A Woman's Life review - simple but affecting | reviews, news & interviews
A Woman's Life review - simple but affecting
A Woman's Life review - simple but affecting
Mesmeric French drama offers love and heartbreak in 19th-century Normandy
A Woman’s Life first premiered at the 2016 Venice International Film Festival, alongside the likes of La La Land, Arrival and Jackie. Though it’s taken longer to get to our shores than its contemporaries, the film feels fresh and relevant.
Jeanne is the pleasant and idealistic daughter of Baron Perthuis de Vauds. She lives with her father and mother at a serene chateau in 19th century Normandy, passing the days gardening, drawing and playing games. She is introduced to the newly arrived Viscount Julien, and love soon blossoms between the two aristocrats.

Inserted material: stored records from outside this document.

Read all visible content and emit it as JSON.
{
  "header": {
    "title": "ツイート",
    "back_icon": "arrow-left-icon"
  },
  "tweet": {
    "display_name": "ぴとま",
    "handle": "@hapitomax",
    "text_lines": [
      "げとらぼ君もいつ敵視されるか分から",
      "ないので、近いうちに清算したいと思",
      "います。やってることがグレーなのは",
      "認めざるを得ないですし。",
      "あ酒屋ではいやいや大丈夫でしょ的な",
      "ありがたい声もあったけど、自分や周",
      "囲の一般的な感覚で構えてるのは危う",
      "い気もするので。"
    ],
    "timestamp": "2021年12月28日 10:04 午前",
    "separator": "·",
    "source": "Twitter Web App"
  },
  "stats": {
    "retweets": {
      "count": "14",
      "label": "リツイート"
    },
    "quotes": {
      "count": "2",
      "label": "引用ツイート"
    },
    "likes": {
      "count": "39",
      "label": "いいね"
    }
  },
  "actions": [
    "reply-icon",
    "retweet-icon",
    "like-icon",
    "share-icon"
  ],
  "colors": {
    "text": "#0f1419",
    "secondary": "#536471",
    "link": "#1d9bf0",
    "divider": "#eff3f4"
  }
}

So far, so period romance. But this tale is more Victor Hugo than Jane Austen – life is not so easy, and even the most innocent souls can be turned black by happenstance. Adapted from Guy de Maupassant’s novel Une Vie, A Woman’s Life charts Jeanne’s journey through existence, emphasizing how each betrayal, each heartbreak, leaves her a little colder.

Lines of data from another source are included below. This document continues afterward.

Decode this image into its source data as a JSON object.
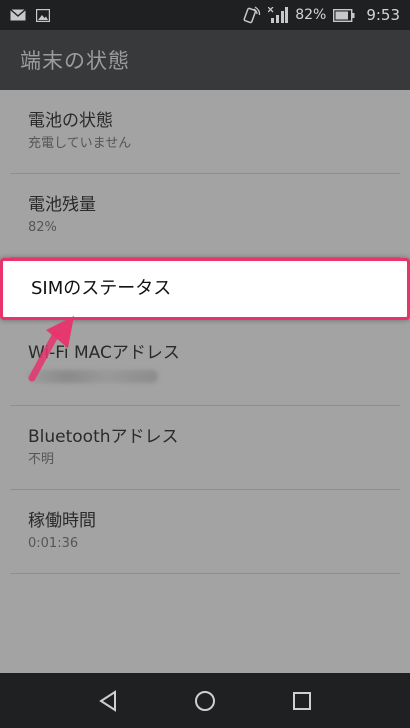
{
  "status_bar": {
    "battery_percent": "82%",
    "time": "9:53",
    "icons": [
      "mail-icon",
      "image-icon",
      "nfc-icon",
      "signal-icon",
      "battery-icon"
    ]
  },
  "app_bar": {
    "title": "端末の状態"
  },
  "list": {
    "items": [
      {
        "title": "電池の状態",
        "summary": "充電していません"
      },
      {
        "title": "電池残量",
        "summary": "82%"
      },
      {
        "title": "SIMのステータス",
        "summary": ""
      },
      {
        "title": "Wi-Fi MACアドレス",
        "summary": ""
      },
      {
        "title": "Bluetoothアドレス",
        "summary": "不明"
      },
      {
        "title": "稼働時間",
        "summary": "0:01:36"
      }
    ]
  },
  "highlight": {
    "color": "#e8336d"
  },
  "nav_bar": {
    "icons": [
      "back-icon",
      "home-icon",
      "recents-icon"
    ]
  }
}
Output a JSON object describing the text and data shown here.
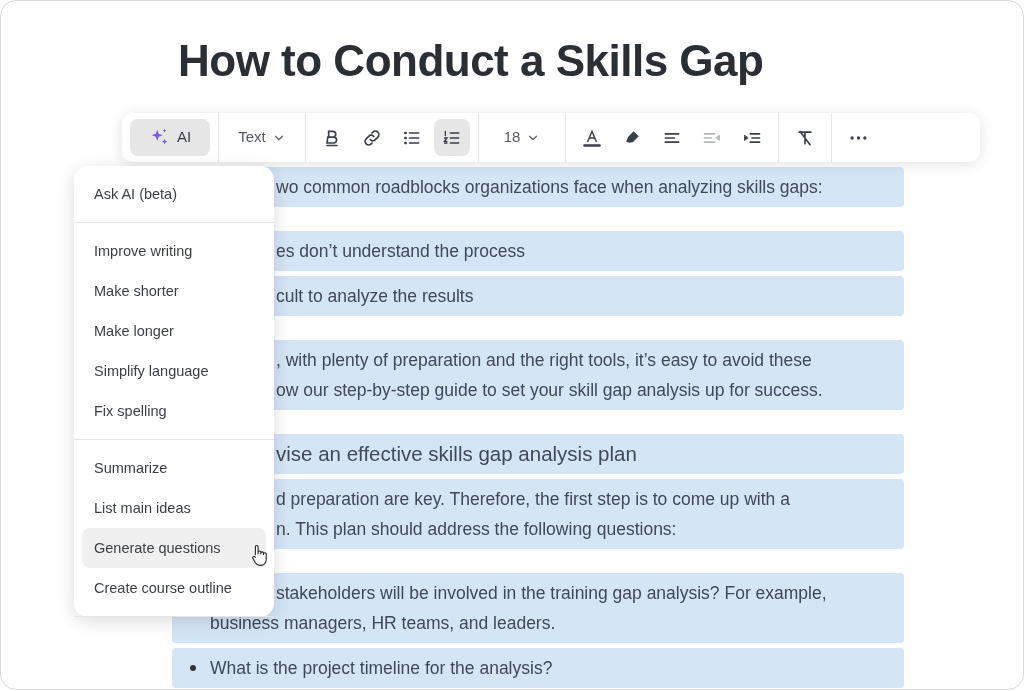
{
  "title": "How to Conduct a Skills Gap",
  "toolbar": {
    "groups": [
      [
        {
          "kind": "ai",
          "label": "AI",
          "selected": true,
          "disabled": false
        }
      ],
      [
        {
          "kind": "dropdown",
          "label": "Text",
          "selected": false,
          "disabled": false
        }
      ],
      [
        {
          "kind": "bold",
          "selected": false,
          "disabled": false
        },
        {
          "kind": "link",
          "selected": false,
          "disabled": false
        },
        {
          "kind": "bullet-list",
          "selected": false,
          "disabled": false
        },
        {
          "kind": "numbered-list",
          "selected": true,
          "disabled": false
        }
      ],
      [
        {
          "kind": "dropdown",
          "label": "18",
          "selected": false,
          "disabled": false
        }
      ],
      [
        {
          "kind": "text-color",
          "selected": false,
          "disabled": false
        },
        {
          "kind": "highlight",
          "selected": false,
          "disabled": false
        },
        {
          "kind": "align-left",
          "selected": false,
          "disabled": false
        },
        {
          "kind": "outdent",
          "selected": false,
          "disabled": true
        },
        {
          "kind": "indent",
          "selected": false,
          "disabled": false
        }
      ],
      [
        {
          "kind": "clear-format",
          "selected": false,
          "disabled": false
        }
      ],
      [
        {
          "kind": "more",
          "selected": false,
          "disabled": false
        }
      ]
    ]
  },
  "ai_menu": {
    "sections": [
      [
        {
          "label": "Ask AI (beta)",
          "selected": false
        }
      ],
      [
        {
          "label": "Improve writing",
          "selected": false
        },
        {
          "label": "Make shorter",
          "selected": false
        },
        {
          "label": "Make longer",
          "selected": false
        },
        {
          "label": "Simplify language",
          "selected": false
        },
        {
          "label": "Fix spelling",
          "selected": false
        }
      ],
      [
        {
          "label": "Summarize",
          "selected": false
        },
        {
          "label": "List main ideas",
          "selected": false
        },
        {
          "label": "Generate questions",
          "selected": true
        },
        {
          "label": "Create course outline",
          "selected": false
        }
      ]
    ]
  },
  "content": [
    [
      {
        "kind": "paragraph",
        "lines": [
          {
            "text": "wo common roadblocks organizations face when analyzing skills gaps:",
            "cut": true
          }
        ]
      }
    ],
    [
      {
        "kind": "paragraph",
        "lines": [
          {
            "text": "es don’t understand the process",
            "cut": true
          }
        ]
      },
      {
        "kind": "paragraph",
        "lines": [
          {
            "text": "cult to analyze the results",
            "cut": true
          }
        ]
      }
    ],
    [
      {
        "kind": "paragraph",
        "lines": [
          {
            "text": ", with plenty of preparation and the right tools, it’s easy to avoid these",
            "cut": true
          },
          {
            "text": "ow our step-by-step guide to set your skill gap analysis up for success.",
            "cut": true
          }
        ]
      }
    ],
    [
      {
        "kind": "heading",
        "lines": [
          {
            "text": "vise an effective skills gap analysis plan",
            "cut": true
          }
        ]
      },
      {
        "kind": "paragraph",
        "lines": [
          {
            "text": "d preparation are key. Therefore, the first step is to come up with a",
            "cut": true
          },
          {
            "text": "n. This plan should address the following questions:",
            "cut": true
          }
        ]
      }
    ],
    [
      {
        "kind": "bullet",
        "lines": [
          {
            "text": "stakeholders will be involved in the training gap analysis? For example,",
            "cut": true
          },
          {
            "text": "business managers, HR teams, and leaders.",
            "cut": false
          }
        ]
      },
      {
        "kind": "bullet",
        "lines": [
          {
            "text": "What is the project timeline for the analysis?",
            "cut": false
          }
        ]
      }
    ]
  ]
}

Judith Chemla is astonishing as Jeanne. Her body visibly buckles from the weight of the world, and her voice forgets the tones of joy. We witness her age 30 years with minimal aesthetic changes. The person we’re left with is unrecognisable from the one we first met, but her journey is seamless.

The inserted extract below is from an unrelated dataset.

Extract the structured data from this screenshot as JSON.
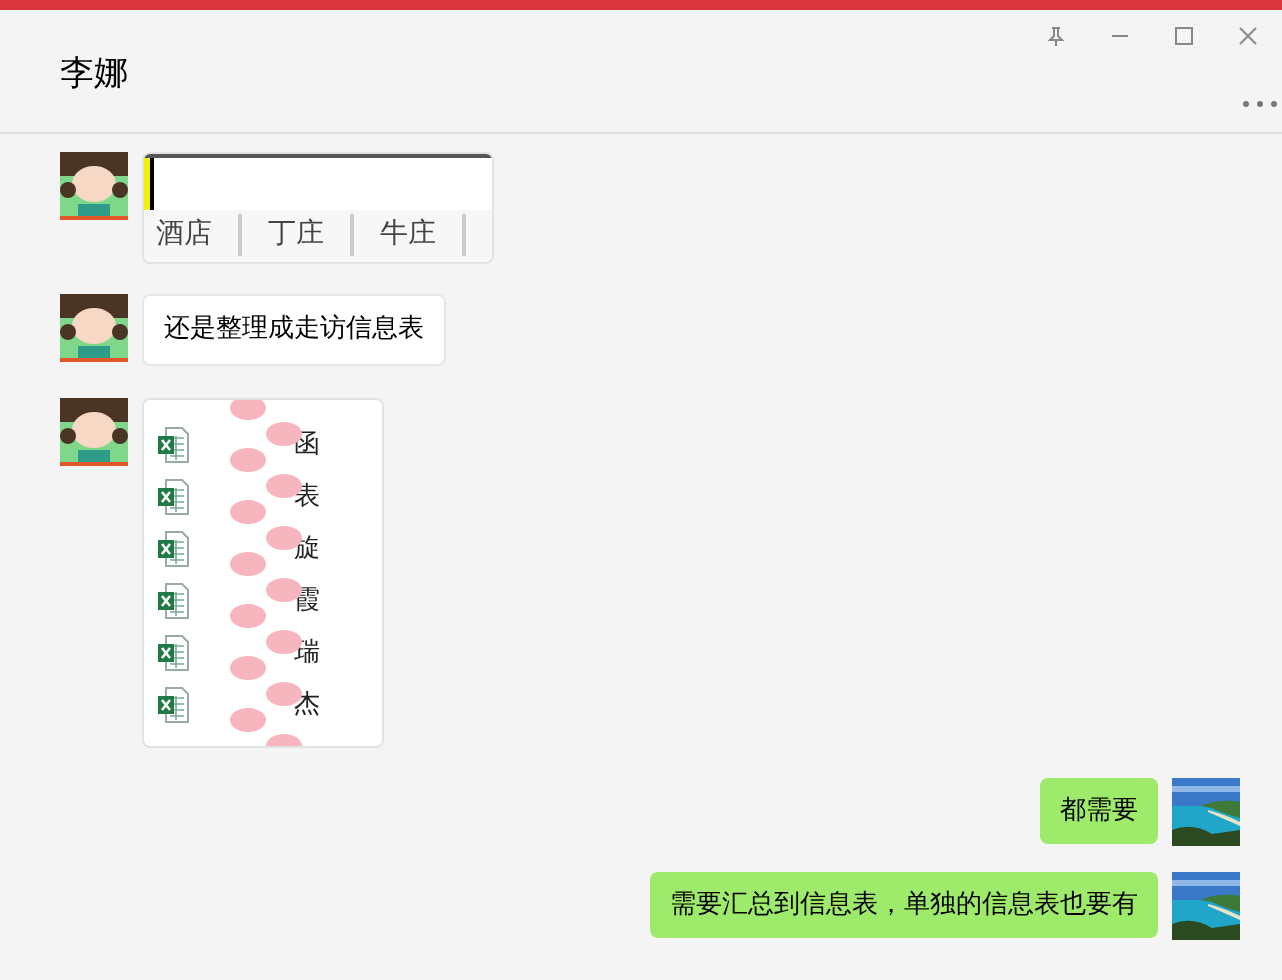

A Woman’s Life is a very human story, told in a stylistically surprising way. Director Stéphane Brizé presents everything in 4:3 aspect ratio, equivalent to pre-widescreen TV productions. This focuses the view onto Jeanne alone. All landscapes and extraneous characters fall out of significance, existing merely by the mark they leave on our lead.
Future events and memories fade into the narrative, adding a dreamlike quality to the viewing experience. At times, it’s difficult to follow the chronology of events: one moment Jeanne and Julien are unhappily married, the next they’re courting. The brightness of former summers will cut through monochrome winters. In the end however, the sequence of events does not matter; this is a record of how events felt, not how they happened. Jeanne is left still experiencing every one of them.
Interestingly, the direct translation of Une Vie is “A Life”. The addition of “Woman’s” to the English title gives the film a contemporary relevance. Jeanne’s father, husband, son and vicars all force her decisions upon her. She refuses, she concedes, but in the end she’s merely a passenger of her own life. It turns a series of unfortunate events into a fable of the exhausting effects of persistence in a patriarchal society. At times it’s a difficult watch, but it’s a rewarding one.